Data for Democracy is a community of civic minded volunteer technologists, programmers and data scientists working on everything from understanding propaganda, to reducing urban traffic fatalities, to making election data available to the public. One of the main projects is focused on tracking online reports of internally displaced persons (IDPs) - people forced to flee from conflict or disaster but who remain within their original country of residence. The team has been been working in response to a call by the International Displacement Monitoring Centre, for solutions to the problem of collecting and analysing data from different news sources about situations involving IDPs.
The group has developed a Python back-end that scrapes web pages, extracts content, tags and filters articles by topic, and retrieves key information such as the number of people displaced. The solution makes full use of the spectrum of packages available in the Python toolkit, including newspaper
to parse online articles, gensim
for powerful, efficient topic modelling, scikit-learn
for article classification, and sqlalchemy
for database handling. This talk will provide an overview to the technical approach used by the multidisciplinary and international team to tame the messy unstructured data and provide a prototype product that can be used by humanitarian analysts to monitor displacement crisis information.
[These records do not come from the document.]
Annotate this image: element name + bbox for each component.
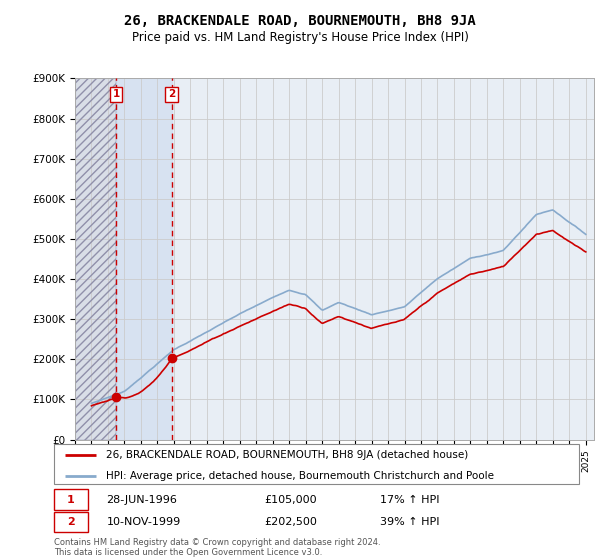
Text: 26, BRACKENDALE ROAD, BOURNEMOUTH, BH8 9JA: 26, BRACKENDALE ROAD, BOURNEMOUTH, BH8 9…: [124, 14, 476, 28]
Text: Contains HM Land Registry data © Crown copyright and database right 2024.
This d: Contains HM Land Registry data © Crown c…: [54, 538, 380, 557]
Bar: [75, 78, 116, 440]
Text: 28-JUN-1996: 28-JUN-1996: [107, 494, 178, 505]
Text: £105,000: £105,000: [264, 494, 317, 505]
Bar: [116, 78, 172, 440]
Text: £202,500: £202,500: [264, 517, 317, 527]
Bar: [75, 78, 116, 440]
Text: 2: 2: [168, 89, 175, 99]
Text: 10-NOV-1999: 10-NOV-1999: [107, 517, 181, 527]
FancyBboxPatch shape: [54, 512, 88, 532]
Text: 1: 1: [112, 89, 119, 99]
Text: 2: 2: [67, 517, 74, 527]
FancyBboxPatch shape: [54, 489, 88, 510]
Text: Price paid vs. HM Land Registry's House Price Index (HPI): Price paid vs. HM Land Registry's House …: [131, 31, 469, 44]
Text: 1: 1: [67, 494, 74, 505]
Text: HPI: Average price, detached house, Bournemouth Christchurch and Poole: HPI: Average price, detached house, Bour…: [107, 470, 494, 480]
Bar: [75, 78, 116, 440]
Text: 17% ↑ HPI: 17% ↑ HPI: [380, 494, 439, 505]
Text: 26, BRACKENDALE ROAD, BOURNEMOUTH, BH8 9JA (detached house): 26, BRACKENDALE ROAD, BOURNEMOUTH, BH8 9…: [107, 450, 469, 460]
Text: 39% ↑ HPI: 39% ↑ HPI: [380, 517, 439, 527]
FancyBboxPatch shape: [54, 444, 579, 484]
The presentation will also highlight the challenges and successes that come with working in a group of volunteers spread across multiple timezones, disciplines, and experience levels, to create a data product for a sector that has traditionally been slow to make use of technology. Through the story of this project, the motivations and wider efforts of the volunteer-led Data for Democracy community will also be highlighted, showing the power that data practitioners have to make a difference.